O zaman, “Türkiye kapitalizminin demokratikleşme, ‘iyi devlet? projesini taşıyacak özellikleri var mıdır?” sorusuyla karşılaşıyoruz. Yukardaki tartışmaların ışığında bu özelliklerin bu gün var olmadığını, bundan sonra da ön görülebilir bir süre boyunca olamayacağını düşünüyorum. Bugün haklar ve özgürlükler mücadelesi, artık demokratikleşme sürecinin değil kapitalizme karşı mücadele sürecinin parçası haline gelmiştir diye düşünüyorum.
Demokratikleşmeyi engelleyen etkenlerin en büyüğü, diğer etkenleri de kendine tabi kılmış olan etken kapitalizmdir de ondan..
[1] Ancak hemen eklemek gerekir ki “demos”, hepsi vatandaş tanımlaması içine girmekle –yabancılar, antik Yunan sitelerinde köleler hariç- birlikte, bir iş bölümü, mülkiyet ilişkileri, hatta etnik zeminde, gruplara, sınıflara bölünmüş bir insan topluluğudur.
[2] Demos içindeki bölünmeyi koruyan, yönetim, disiplin, cezalandırma işlemleri.
[3] Bu bağlamda, kapitalist dünya sistemi oluştuktan sonra, “demos” un bölünmüşlüklerinin, içerisi dışarısı ayrımının, artık ve giderek daha çok olmak üzere, salt “ulusal” düzeyle sınırlı kalmadığını, tüm kapitalist yaşam dünyası coğrafyası (gezegen) düzeyinde geçerli hale geldiğini de düşünmek gerekiyor.
[4] Badiou’dan aktaran, Bruno Bosteels, “The Leftist Hypothesis: Communism in the Age of Terror”, The Idea of Communism, ed. Costaz Douzinas ve Slavoj Zizek, Verso 2010, içinde sf 51.

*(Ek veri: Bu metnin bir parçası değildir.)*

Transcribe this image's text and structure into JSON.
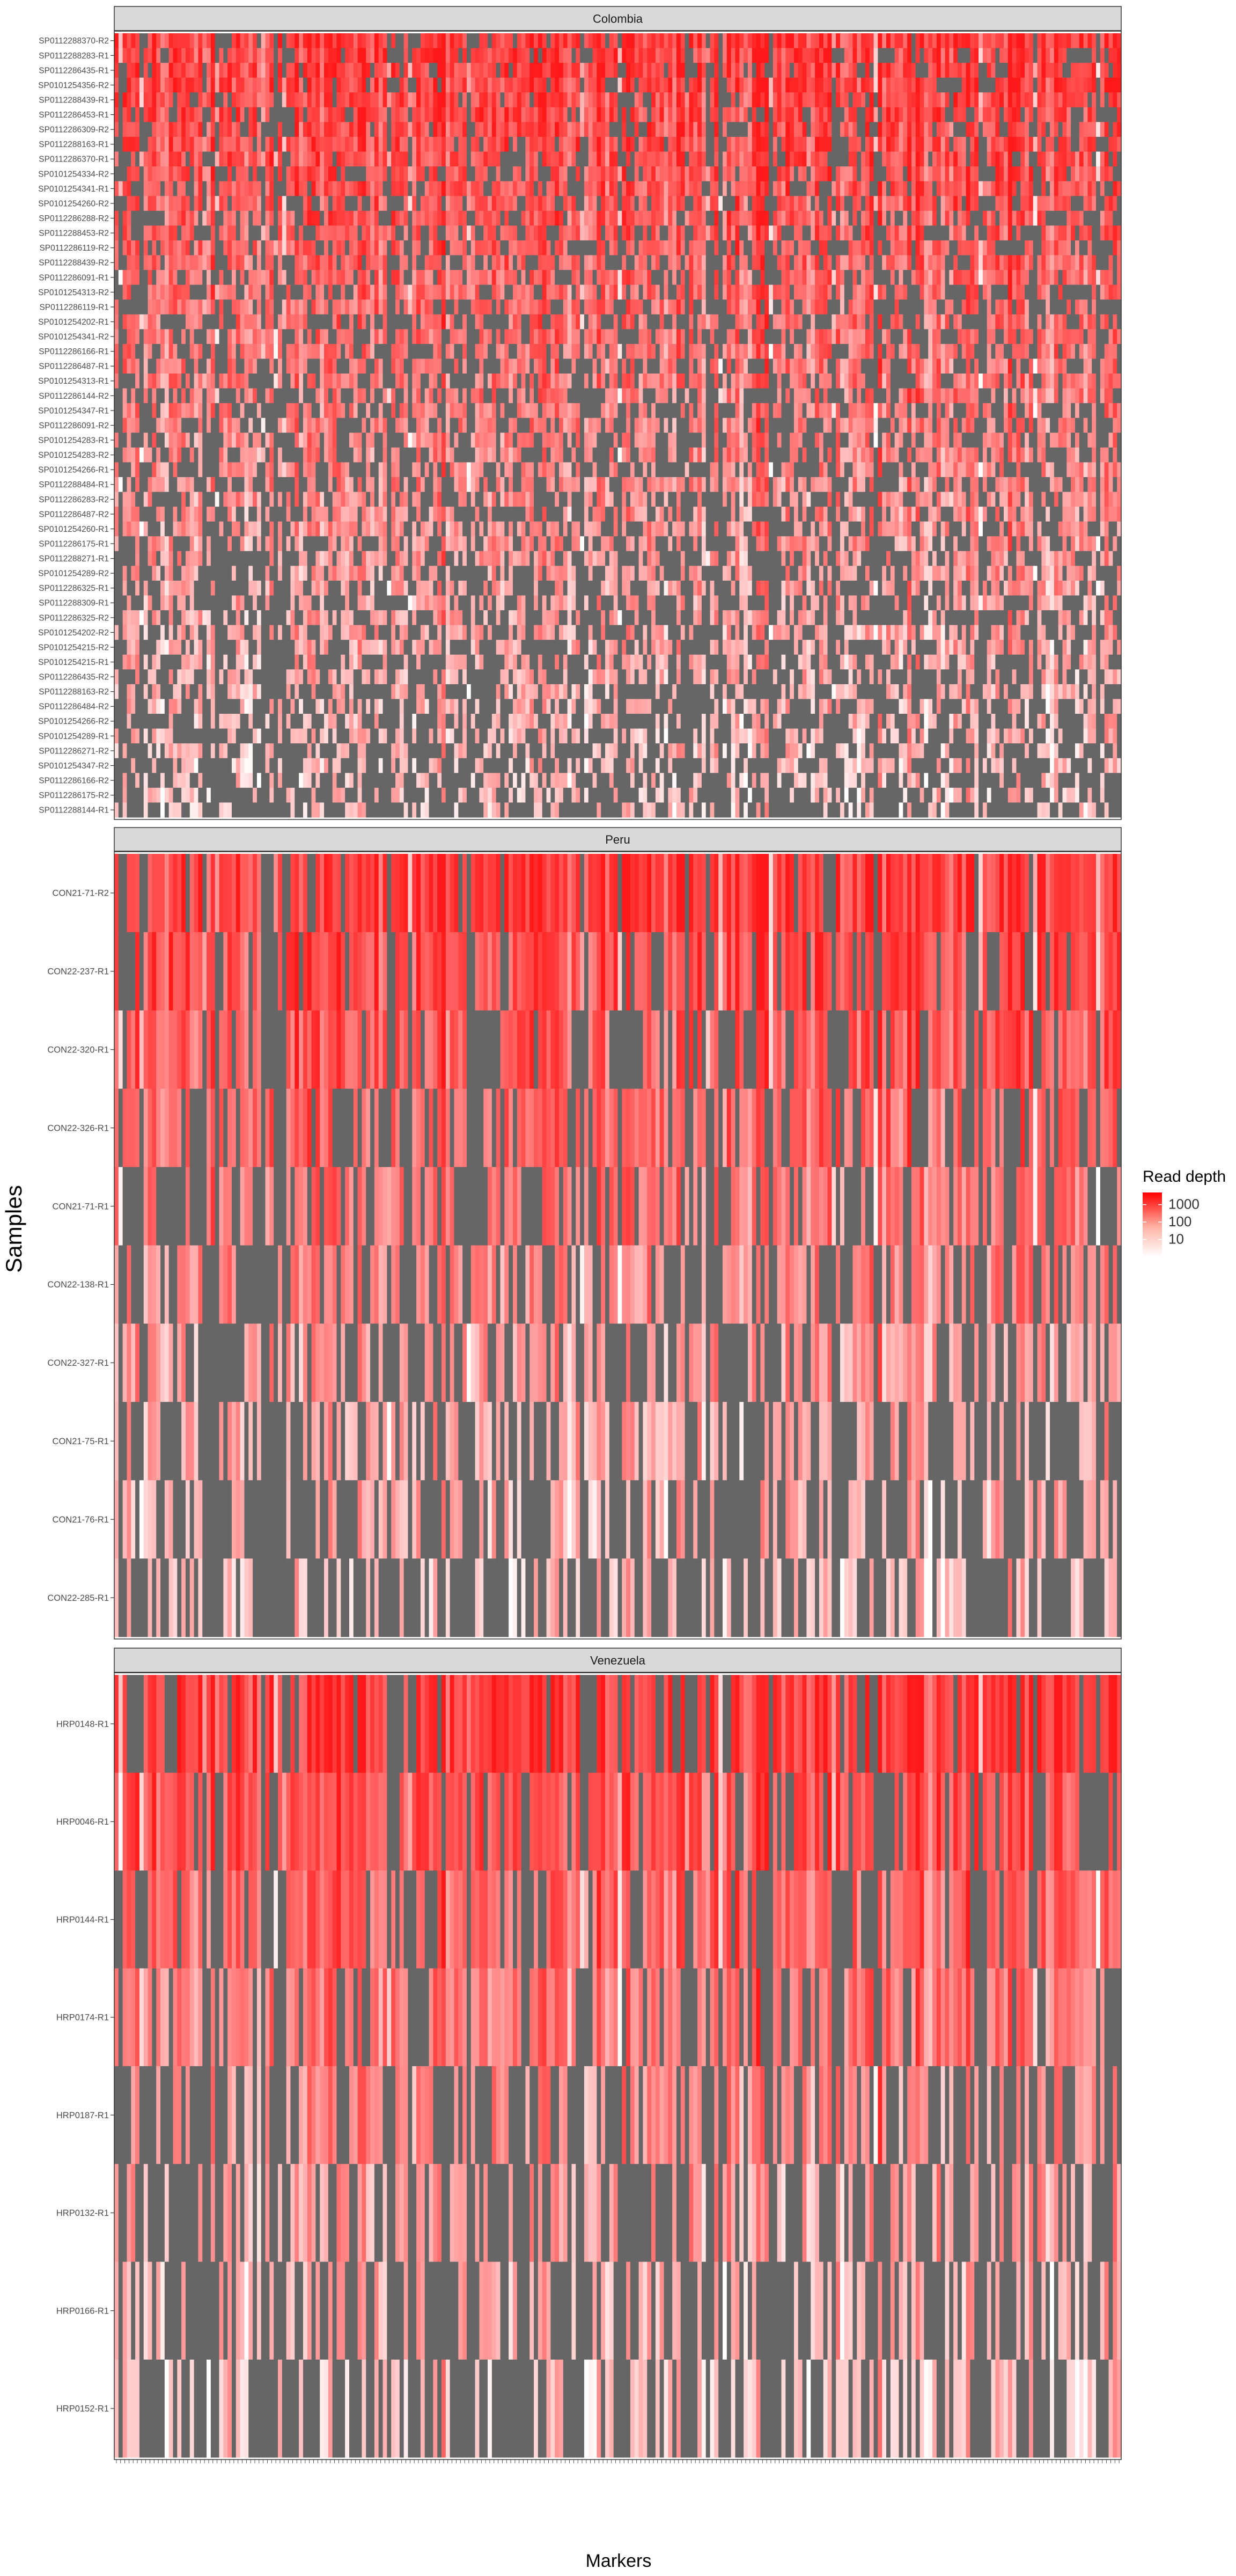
{
  "axis": {
    "ylabel": "Samples",
    "xlabel": "Markers"
  },
  "legend": {
    "title": "Read depth",
    "ticks": [
      "1000",
      "100",
      "10"
    ],
    "colors": {
      "low": "#ffffff",
      "high": "#ff0000",
      "missing": "#666666"
    }
  },
  "chart_data": {
    "type": "heatmap",
    "value_scale": "log10",
    "color_range": [
      1,
      5000
    ],
    "facets": [
      {
        "name": "Colombia",
        "samples": [
          "SP0112288370-R2",
          "SP0112288283-R1",
          "SP0112286435-R1",
          "SP0101254356-R2",
          "SP0112288439-R1",
          "SP0112286453-R1",
          "SP0112286309-R2",
          "SP0112288163-R1",
          "SP0112286370-R1",
          "SP0101254334-R2",
          "SP0101254341-R1",
          "SP0101254260-R2",
          "SP0112286288-R2",
          "SP0112288453-R2",
          "SP0112286119-R2",
          "SP0112288439-R2",
          "SP0112286091-R1",
          "SP0101254313-R2",
          "SP0112286119-R1",
          "SP0101254202-R1",
          "SP0101254341-R2",
          "SP0112286166-R1",
          "SP0112286487-R1",
          "SP0101254313-R1",
          "SP0112286144-R2",
          "SP0101254347-R1",
          "SP0112286091-R2",
          "SP0101254283-R1",
          "SP0101254283-R2",
          "SP0101254266-R1",
          "SP0112288484-R1",
          "SP0112286283-R2",
          "SP0112286487-R2",
          "SP0101254260-R1",
          "SP0112286175-R1",
          "SP0112288271-R1",
          "SP0101254289-R2",
          "SP0112286325-R1",
          "SP0112288309-R1",
          "SP0112286325-R2",
          "SP0101254202-R2",
          "SP0101254215-R2",
          "SP0101254215-R1",
          "SP0112286435-R2",
          "SP0112288163-R2",
          "SP0112286484-R2",
          "SP0101254266-R2",
          "SP0101254289-R1",
          "SP0112286271-R2",
          "SP0101254347-R2",
          "SP0112286166-R2",
          "SP0112286175-R2",
          "SP0112288144-R1"
        ]
      },
      {
        "name": "Peru",
        "samples": [
          "CON21-71-R2",
          "CON22-237-R1",
          "CON22-320-R1",
          "CON22-326-R1",
          "CON21-71-R1",
          "CON22-138-R1",
          "CON22-327-R1",
          "CON21-75-R1",
          "CON21-76-R1",
          "CON22-285-R1"
        ]
      },
      {
        "name": "Venezuela",
        "samples": [
          "HRP0148-R1",
          "HRP0046-R1",
          "HRP0144-R1",
          "HRP0174-R1",
          "HRP0187-R1",
          "HRP0132-R1",
          "HRP0166-R1",
          "HRP0152-R1"
        ]
      }
    ],
    "n_markers": 240,
    "seed": 20240517
  }
}
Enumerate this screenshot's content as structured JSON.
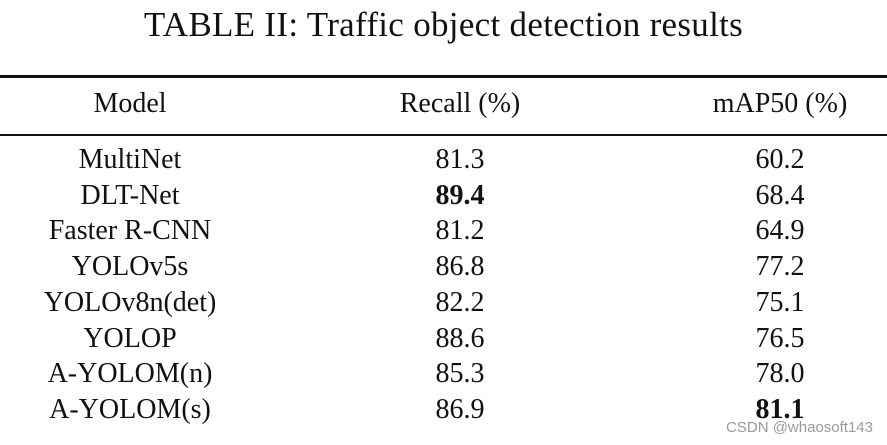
{
  "caption": "TABLE II: Traffic object detection results",
  "headers": [
    "Model",
    "Recall (%)",
    "mAP50 (%)"
  ],
  "rows": [
    {
      "model": "MultiNet",
      "recall": "81.3",
      "map50": "60.2"
    },
    {
      "model": "DLT-Net",
      "recall": "89.4",
      "map50": "68.4"
    },
    {
      "model": "Faster R-CNN",
      "recall": "81.2",
      "map50": "64.9"
    },
    {
      "model": "YOLOv5s",
      "recall": "86.8",
      "map50": "77.2"
    },
    {
      "model": "YOLOv8n(det)",
      "recall": "82.2",
      "map50": "75.1"
    },
    {
      "model": "YOLOP",
      "recall": "88.6",
      "map50": "76.5"
    },
    {
      "model": "A-YOLOM(n)",
      "recall": "85.3",
      "map50": "78.0"
    },
    {
      "model": "A-YOLOM(s)",
      "recall": "86.9",
      "map50": "81.1"
    }
  ],
  "bold_cells": {
    "recall": [
      1
    ],
    "map50": [
      7
    ]
  },
  "watermark": "CSDN @whaosoft143"
}
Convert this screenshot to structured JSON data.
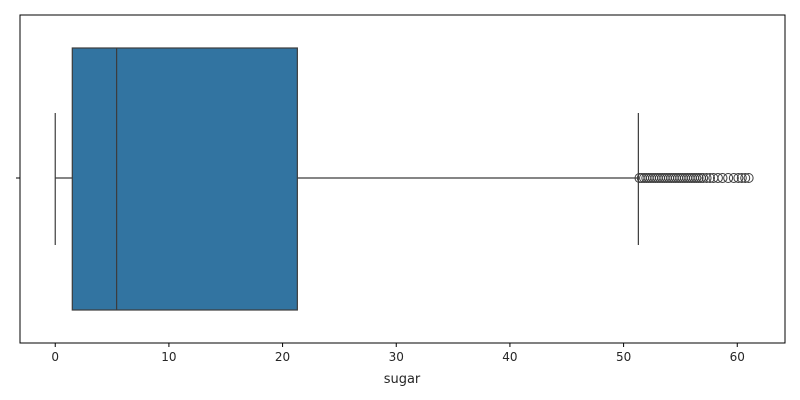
{
  "chart_data": {
    "type": "box",
    "orientation": "horizontal",
    "xlabel": "sugar",
    "ylabel": "",
    "xlim": [
      -3.1,
      64.2
    ],
    "xticks": [
      0,
      10,
      20,
      30,
      40,
      50,
      60
    ],
    "grid": false,
    "legend": "none",
    "box_color": "#3274a1",
    "line_color": "#3c3c3c",
    "series": [
      {
        "whisker_low": 0.0,
        "q1": 1.5,
        "median": 5.4,
        "q3": 21.3,
        "whisker_high": 51.3,
        "outliers": [
          51.4,
          51.6,
          51.8,
          52.0,
          52.2,
          52.4,
          52.6,
          52.8,
          53.0,
          53.2,
          53.4,
          53.6,
          53.8,
          54.0,
          54.2,
          54.4,
          54.6,
          54.8,
          55.0,
          55.2,
          55.4,
          55.6,
          55.8,
          56.0,
          56.2,
          56.4,
          56.6,
          56.8,
          57.0,
          57.3,
          57.6,
          57.9,
          58.3,
          58.7,
          59.2,
          59.7,
          60.1,
          60.4,
          60.7,
          61.0
        ]
      }
    ]
  }
}
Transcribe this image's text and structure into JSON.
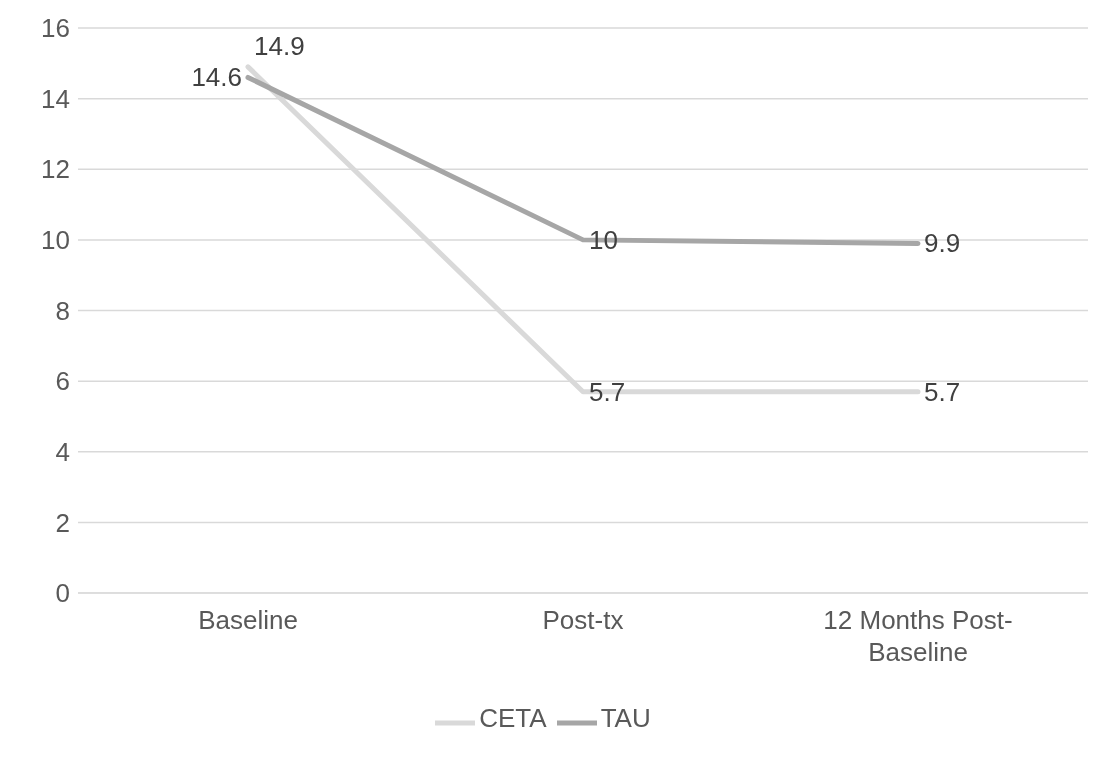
{
  "chart_data": {
    "type": "line",
    "categories": [
      "Baseline",
      "Post-tx",
      "12 Months Post-Baseline"
    ],
    "series": [
      {
        "name": "CETA",
        "color": "#d9d9d9",
        "values": [
          14.9,
          5.7,
          5.7
        ]
      },
      {
        "name": "TAU",
        "color": "#a6a6a6",
        "values": [
          14.6,
          10,
          9.9
        ]
      }
    ],
    "ylim": [
      0,
      16
    ],
    "yticks": [
      0,
      2,
      4,
      6,
      8,
      10,
      12,
      14,
      16
    ],
    "grid": "y",
    "legend": "bottom",
    "data_labels": true,
    "marker": "none",
    "line_style": "solid"
  }
}
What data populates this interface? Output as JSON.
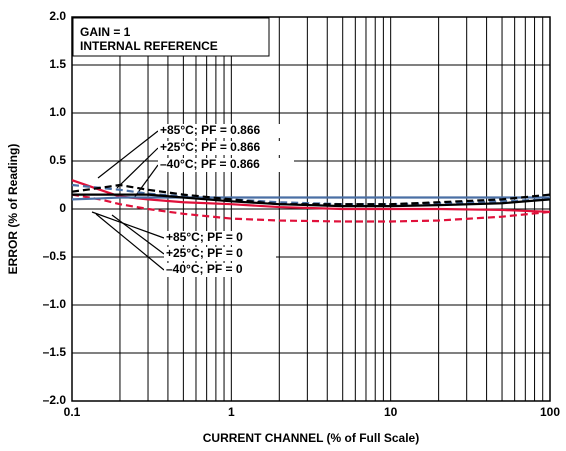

[5] Tarihten bir örnek olarak bkz: V.I. Lenin, Komünist Enternasyonal’in İkinci Kongresi’ne sunulan “Ulusal Sorun ve Sömürgeler Sorunu Üzerine Taslak Tezler” ( 5 Haziran 1920); Kongreye verdiği Raporu (19 Temmuz – 7 Ağustos) Collected Works, 2nd Edition Progress Publishers, Moscow. Cilt 31 sf:144-151.
[6] Burada aklımda, Aristoteles’in Politika eserinin 6. Kitabında girdiği “en iyi demokrasi” tartışması (1317- 1320) 5. Kitaptaki ideal rejim “Politi” (1293a32) kavramı var. Politi oligarşiyle demokrasi arasında bir yerdedir. Aristoteles demokrasiyi “yoksulların, çoğunluğun rejimi” olarak tanımlar.
[7] Bkz: David Rothkopf, Super Class –The Global Elite and The World They Are Making, Little, Brown 2008. Rothkopf bu araştırmasına, 6 milyarlık gezegende 6 bin kişiden söz ediyor... En aşırı örnekler üzerinde yoğunlaşmış olsa da bu çalışma, servetin merkezileşme derecesi hakkında bir fikir veriyor.